As a lawyer specialising in TMT, I really enjoy having a front-row seat to the incredible ideas and projects being led by my clients and the sector more generally. I get the opportunity to advise on these innovative initiatives every day. There’s a real sense of satisfaction when a new network or technology goes live, knowing that I helped to get it there.
What is the most memorable case you've taken on/been involved in?
There have been a few, but one that sticks out was working on the (literal) launch of a satellite internet service. This project by nbn, the owner of Australia’s national broadband network, involved building and launching two specially constructed satellites into geostationary orbit 35,000 kilometres above the Earth, and then selling wholesale Internet services across Australia. There’s definitely a “cool factor” with space and satellite work, but more importantly it’s made a massive difference to the connectivity available to hundreds of thousands of rural and remote users.
What is going on at the firm? Are there any new programs and initiatives that you’re particularly interested in?
There’s a lot happening at Webb Henderson at the moment. We are fortunate to be trusted with key projects for a number of our clients, both within New Zealand and internationally. We really appreciate and are excited by those opportunities. On top of our work with clients, we’re also focusing on our staff – in particular, training, career progression opportunities and diversity and inclusion. For these initiatives (and others), we were delighted to be selected as an Employer of Choice by NZ Lawyer in 2020.
Webb Henderson also became a TupuToa partner in 2020. TupuToa is an organisation growing Māori and Pacific leaders for a greater Aotearoa, and Webb Henderson is part of the TupuToa internship programme providing a pathway for professional opportunities for Māori and Pacific tertiary students into our firm.
In 2019, we became one of the first law firms to become Toitū Carbon Zero certified. This involves ongoing work to understand, manage and reduce our environmental impact.
What has been your proudest accomplishment in the last year or so?
I was incredibly proud to be appointed a partner at Webb Henderson on 1 January. The team here is smart and talented, and my promotion to partner reflects the work put in by that team. It’s also a testament to the fantastic support provided by my clients, as well as my wife and two sons.
I started practising at the same time Webb Henderson was founded, in 2009. I’ve been with Webb Henderson since day one, so to be able to grow my career here since the very beginning is particularly special.
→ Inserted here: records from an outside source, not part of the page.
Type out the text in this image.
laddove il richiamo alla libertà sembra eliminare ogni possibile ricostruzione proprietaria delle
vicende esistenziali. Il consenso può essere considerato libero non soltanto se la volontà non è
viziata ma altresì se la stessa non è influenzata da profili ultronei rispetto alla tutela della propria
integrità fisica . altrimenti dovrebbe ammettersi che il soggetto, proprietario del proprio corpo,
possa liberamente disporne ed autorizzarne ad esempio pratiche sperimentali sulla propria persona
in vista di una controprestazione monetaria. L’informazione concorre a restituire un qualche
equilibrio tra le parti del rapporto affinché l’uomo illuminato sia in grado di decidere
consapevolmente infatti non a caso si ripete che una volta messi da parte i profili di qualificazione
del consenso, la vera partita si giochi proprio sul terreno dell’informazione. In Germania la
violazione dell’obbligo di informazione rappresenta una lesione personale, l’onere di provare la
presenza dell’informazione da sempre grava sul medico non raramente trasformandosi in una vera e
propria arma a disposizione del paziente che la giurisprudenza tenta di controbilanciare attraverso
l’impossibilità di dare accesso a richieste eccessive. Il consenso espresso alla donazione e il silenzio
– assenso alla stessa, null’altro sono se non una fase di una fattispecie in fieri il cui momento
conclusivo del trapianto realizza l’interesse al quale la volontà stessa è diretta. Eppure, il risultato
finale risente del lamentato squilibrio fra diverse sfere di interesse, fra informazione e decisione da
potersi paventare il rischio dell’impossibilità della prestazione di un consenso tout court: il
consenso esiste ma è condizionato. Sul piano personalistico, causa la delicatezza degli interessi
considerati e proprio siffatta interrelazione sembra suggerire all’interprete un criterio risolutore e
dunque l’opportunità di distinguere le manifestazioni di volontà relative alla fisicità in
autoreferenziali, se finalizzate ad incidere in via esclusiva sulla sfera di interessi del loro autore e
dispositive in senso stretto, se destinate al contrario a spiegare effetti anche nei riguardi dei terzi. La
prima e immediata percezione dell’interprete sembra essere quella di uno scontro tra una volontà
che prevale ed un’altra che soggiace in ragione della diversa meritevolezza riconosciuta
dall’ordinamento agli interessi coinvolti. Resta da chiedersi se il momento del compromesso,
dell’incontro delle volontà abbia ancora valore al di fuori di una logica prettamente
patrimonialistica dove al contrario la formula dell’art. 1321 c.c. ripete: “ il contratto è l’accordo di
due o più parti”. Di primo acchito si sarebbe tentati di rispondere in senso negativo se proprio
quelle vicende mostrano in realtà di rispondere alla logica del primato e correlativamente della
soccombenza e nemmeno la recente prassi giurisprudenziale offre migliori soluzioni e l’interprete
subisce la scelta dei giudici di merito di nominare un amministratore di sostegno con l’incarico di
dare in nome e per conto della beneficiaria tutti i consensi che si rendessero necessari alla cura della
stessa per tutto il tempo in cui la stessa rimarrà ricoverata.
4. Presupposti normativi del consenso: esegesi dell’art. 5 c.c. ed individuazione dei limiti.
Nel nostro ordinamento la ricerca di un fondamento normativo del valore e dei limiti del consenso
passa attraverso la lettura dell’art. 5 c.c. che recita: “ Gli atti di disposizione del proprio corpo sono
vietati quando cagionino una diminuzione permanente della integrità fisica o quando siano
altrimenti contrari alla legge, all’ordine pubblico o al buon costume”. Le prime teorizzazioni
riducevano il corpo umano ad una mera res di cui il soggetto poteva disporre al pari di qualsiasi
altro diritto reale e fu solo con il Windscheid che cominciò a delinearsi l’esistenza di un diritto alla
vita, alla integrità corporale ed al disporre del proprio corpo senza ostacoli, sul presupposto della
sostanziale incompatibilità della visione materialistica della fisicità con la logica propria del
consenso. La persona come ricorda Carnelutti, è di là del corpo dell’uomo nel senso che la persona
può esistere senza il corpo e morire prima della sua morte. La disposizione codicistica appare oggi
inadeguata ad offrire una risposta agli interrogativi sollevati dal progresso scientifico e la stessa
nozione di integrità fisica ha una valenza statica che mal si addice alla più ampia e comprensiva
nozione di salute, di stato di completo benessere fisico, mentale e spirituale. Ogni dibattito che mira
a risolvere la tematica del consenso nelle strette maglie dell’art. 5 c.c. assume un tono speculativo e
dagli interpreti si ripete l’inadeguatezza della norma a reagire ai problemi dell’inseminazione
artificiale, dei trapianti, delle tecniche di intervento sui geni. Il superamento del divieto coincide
It feels like the firm and I have grown up together!
What should the profession and law firms focus more on?
Career progression for junior lawyers, particularly women, has seen some recent focus and progress, but I think there’s still room for further improvement. The monomodal career path of joining a big firm and working until partnership or a move in-house (possibly with an OE after a few years) is still the default assumption. Specialist firms like Webb Henderson are in a great position to play our part in providing a broader range of opportunities and career paths to junior lawyers.
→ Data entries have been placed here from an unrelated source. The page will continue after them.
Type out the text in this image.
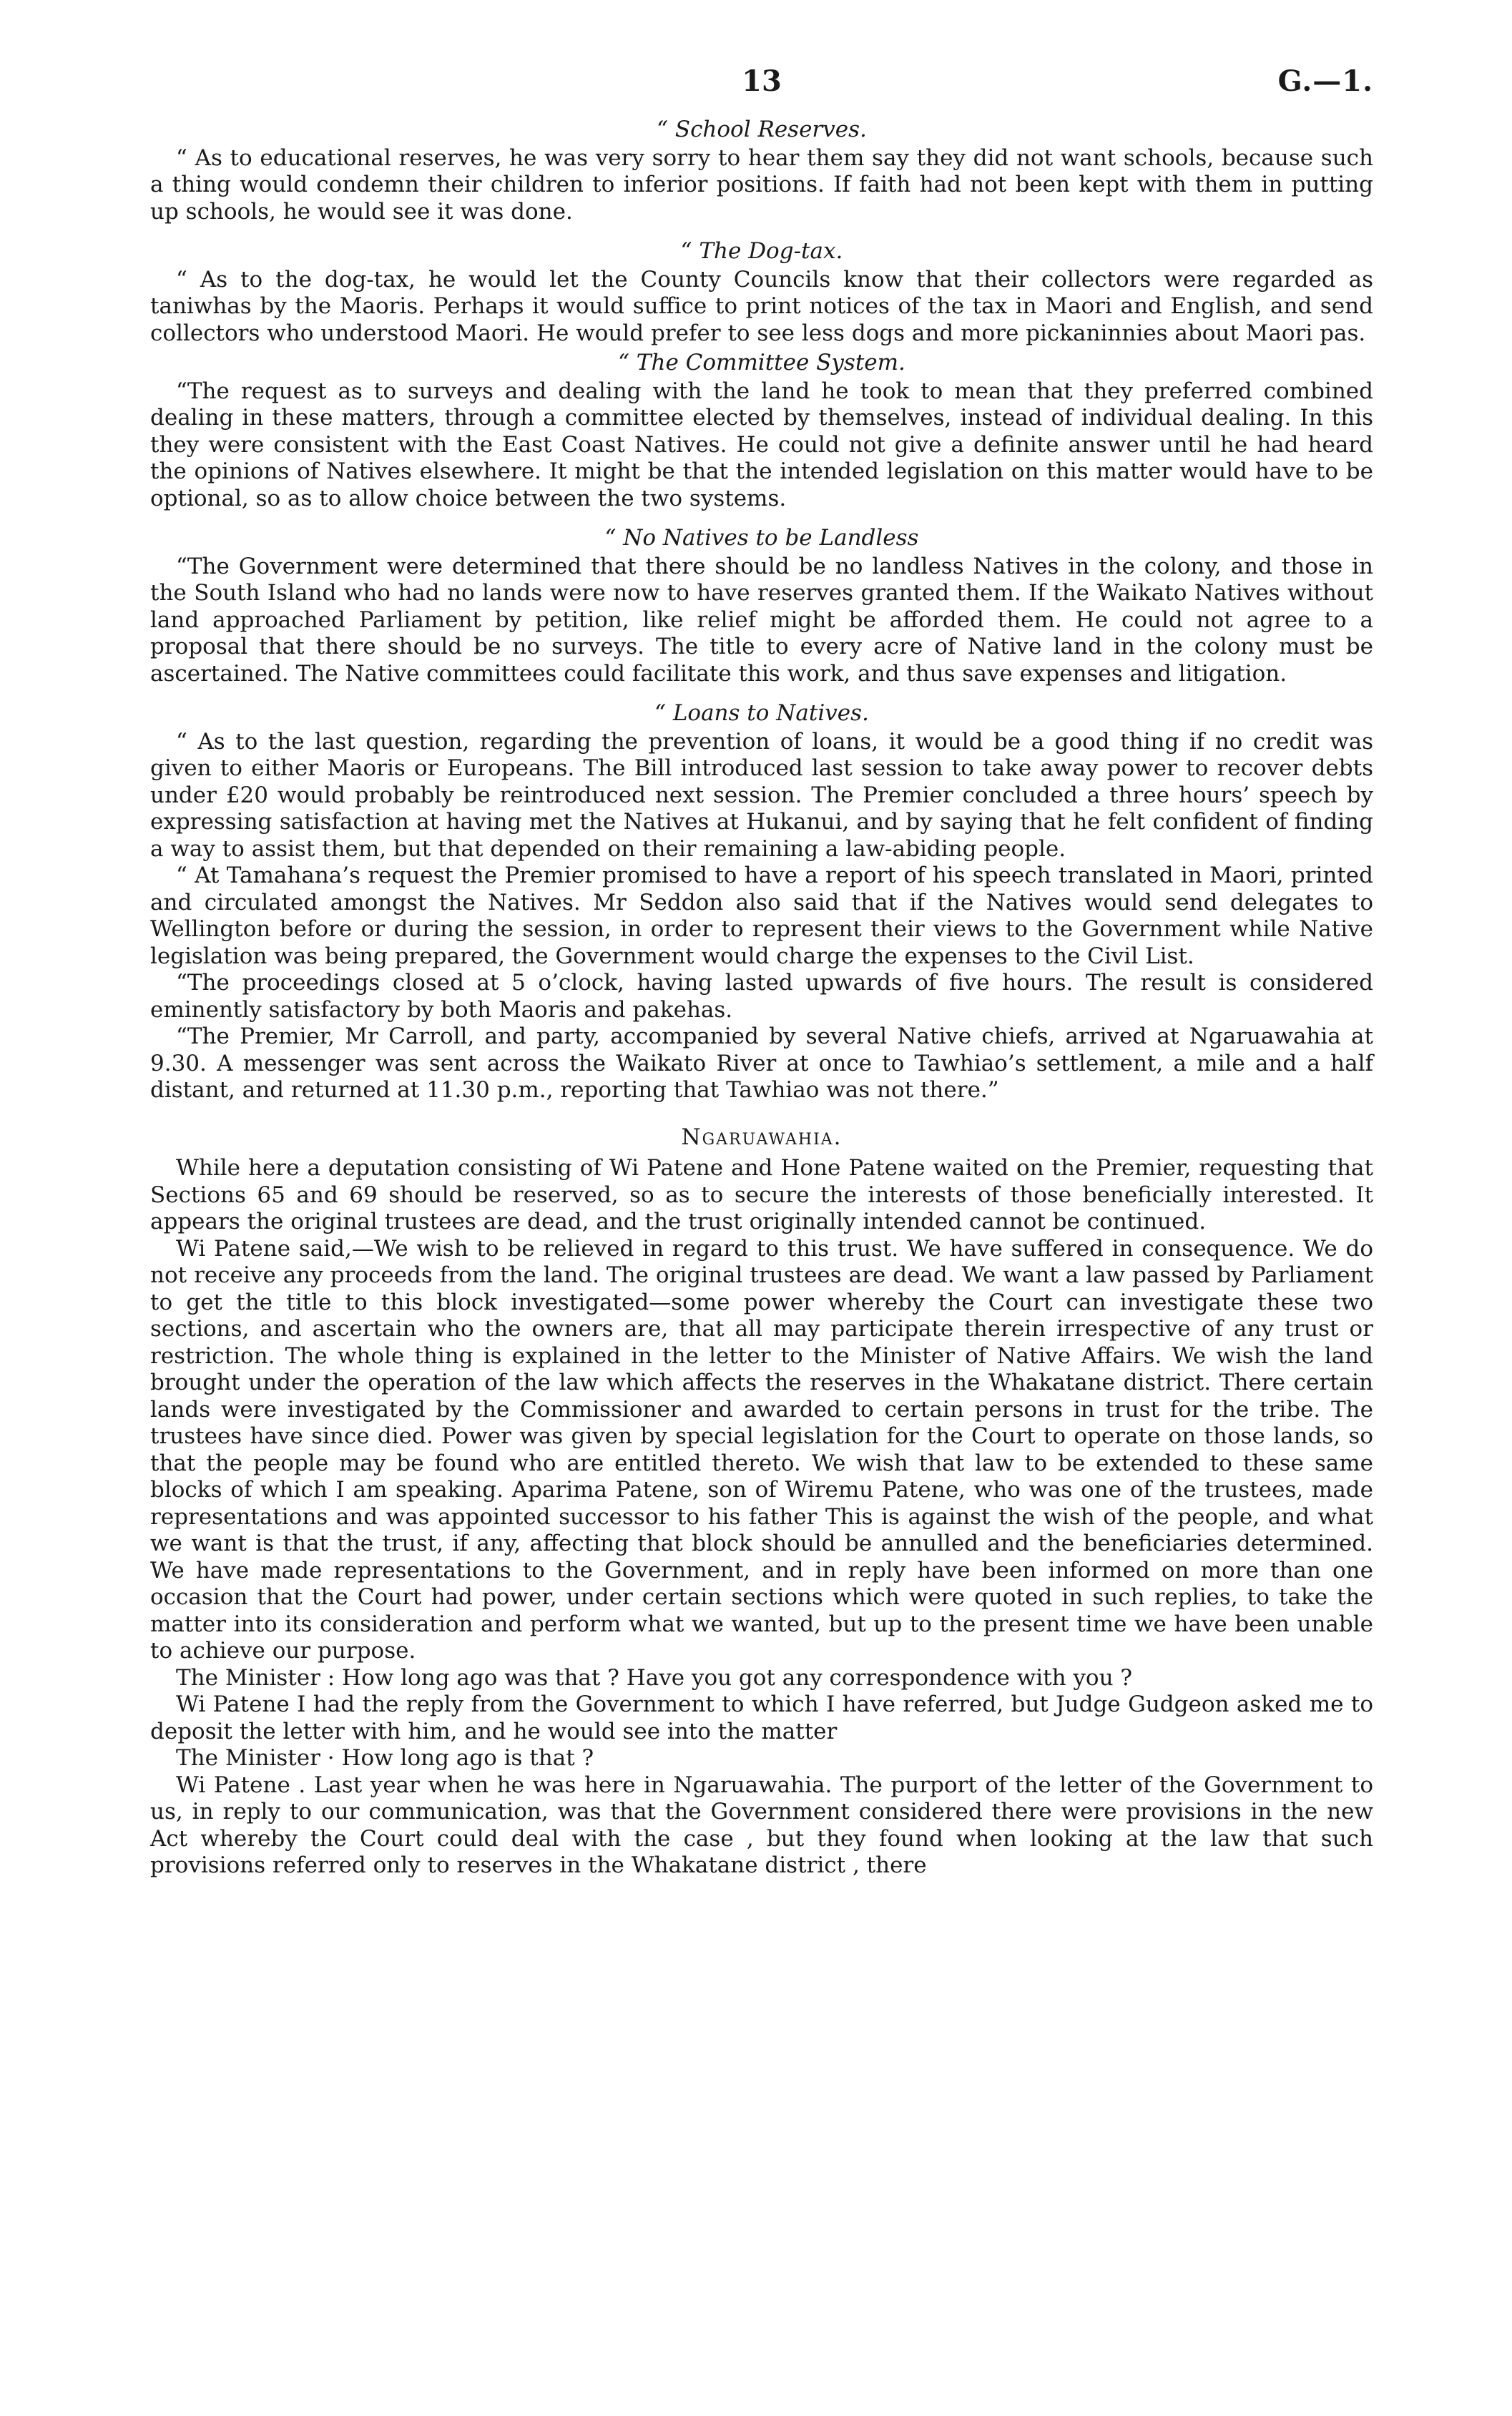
13	G.—1.
“ School Reserves.

“ As to educational reserves, he was very sorry to hear them say they did not want schools, because such a thing would condemn their children to inferior positions. If faith had not been kept with them in putting up schools, he would see it was done.

“ The Dog-tax.

“ As to the dog-tax, he would let the County Councils know that their collectors were regarded as taniwhas by the Maoris. Perhaps it would suffice to print notices of the tax in Maori and English, and send collectors who understood Maori. He would prefer to see less dogs and more pickaninnies about Maori pas.

“ The Committee System.

“The request as to surveys and dealing with the land he took to mean that they preferred combined dealing in these matters, through a committee elected by themselves, instead of individual dealing. In this they were consistent with the East Coast Natives. He could not give a definite answer until he had heard the opinions of Natives elsewhere. It might be that the intended legislation on this matter would have to be optional, so as to allow choice between the two systems.

“ No Natives to be Landless

“The Government were determined that there should be no landless Natives in the colony, and those in the South Island who had no lands were now to have reserves granted them. If the Waikato Natives without land approached Parliament by petition, like relief might be afforded them. He could not agree to a proposal that there should be no surveys. The title to every acre of Native land in the colony must be ascertained. The Native committees could facilitate this work, and thus save expenses and litigation.

“ Loans to Natives.

“ As to the last question, regarding the prevention of loans, it would be a good thing if no credit was given to either Maoris or Europeans. The Bill introduced last session to take away power to recover debts under £20 would probably be reintroduced next session. The Premier concluded a three hours’ speech by expressing satisfaction at having met the Natives at Hukanui, and by saying that he felt confident of finding a way to assist them, but that depended on their remaining a law-abiding people.

“ At Tamahana’s request the Premier promised to have a report of his speech translated in Maori, printed and circulated amongst the Natives. Mr Seddon also said that if the Natives would send delegates to Wellington before or during the session, in order to represent their views to the Government while Native legislation was being prepared, the Government would charge the expenses to the Civil List.

“The proceedings closed at 5 o’clock, having lasted upwards of five hours. The result is considered eminently satisfactory by both Maoris and pakehas.

“The Premier, Mr Carroll, and party, accompanied by several Native chiefs, arrived at Ngaruawahia at 9.30. A messenger was sent across the Waikato River at once to Tawhiao’s settlement, a mile and a half distant, and returned at 11.30 p.m., reporting that Tawhiao was not there.”

Ngaruawahia.

While here a deputation consisting of Wi Patene and Hone Patene waited on the Premier, requesting that Sections 65 and 69 should be reserved, so as to secure the interests of those beneficially interested. It appears the original trustees are dead, and the trust originally intended cannot be continued.

Wi Patene said,—We wish to be relieved in regard to this trust. We have suffered in consequence. We do not receive any proceeds from the land. The original trustees are dead. We want a law passed by Parliament to get the title to this block investigated—some power whereby the Court can investigate these two sections, and ascertain who the owners are, that all may participate therein irrespective of any trust or restriction. The whole thing is explained in the letter to the Minister of Native Affairs. We wish the land brought under the operation of the law which affects the reserves in the Whakatane district. There certain lands were investigated by the Commissioner and awarded to certain persons in trust for the tribe. The trustees have since died. Power was given by special legislation for the Court to operate on those lands, so that the people may be found who are entitled thereto. We wish that law to be extended to these same blocks of which I am speaking. Aparima Patene, son of Wiremu Patene, who was one of the trustees, made representations and was appointed successor to his father This is against the wish of the people, and what we want is that the trust, if any, affecting that block should be annulled and the beneficiaries determined. We have made representations to the Government, and in reply have been informed on more than one occasion that the Court had power, under certain sections which were quoted in such replies, to take the matter into its consideration and perform what we wanted, but up to the present time we have been unable to achieve our purpose.

The Minister : How long ago was that ? Have you got any correspondence with you ?

Wi Patene I had the reply from the Government to which I have referred, but Judge Gudgeon asked me to deposit the letter with him, and he would see into the matter

The Minister · How long ago is that ?

Wi Patene . Last year when he was here in Ngaruawahia. The purport of the letter of the Government to us, in reply to our communication, was that the Government considered there were provisions in the new Act whereby the Court could deal with the case , but they found when looking at the law that such provisions referred only to reserves in the Whakatane district , there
What are the challenges you expect in your practice, and in the business of law in general, going forward? What challenges are particularly pressing in the country’s legal industry?
The legal community, like every other, faced some significant challenges last year in responding to COVID-19. Some of the responses – like the opportunities in flexible working – create some positive opportunities. But there’s a difference between quickly making those changes when there was no real alternative (which was the case last year) and persisting with them when that inescapable driver has lessened. I’m interested to see what gets carried forward as we continue the COVID-19 recovery.
What are you looking forward to the most in the coming year?
Optimistically, international travel! My practice has a mix of New Zealand and international clients. That includes Australia, the Asia-Pacific region and beyond. For that international work, it would be great to be able to work together face to face again. And the same on the personal side – we’ve had some great family trips around Aotearoa, but seeing our overseas family and friends is definitely a priority once it’s safe to do so.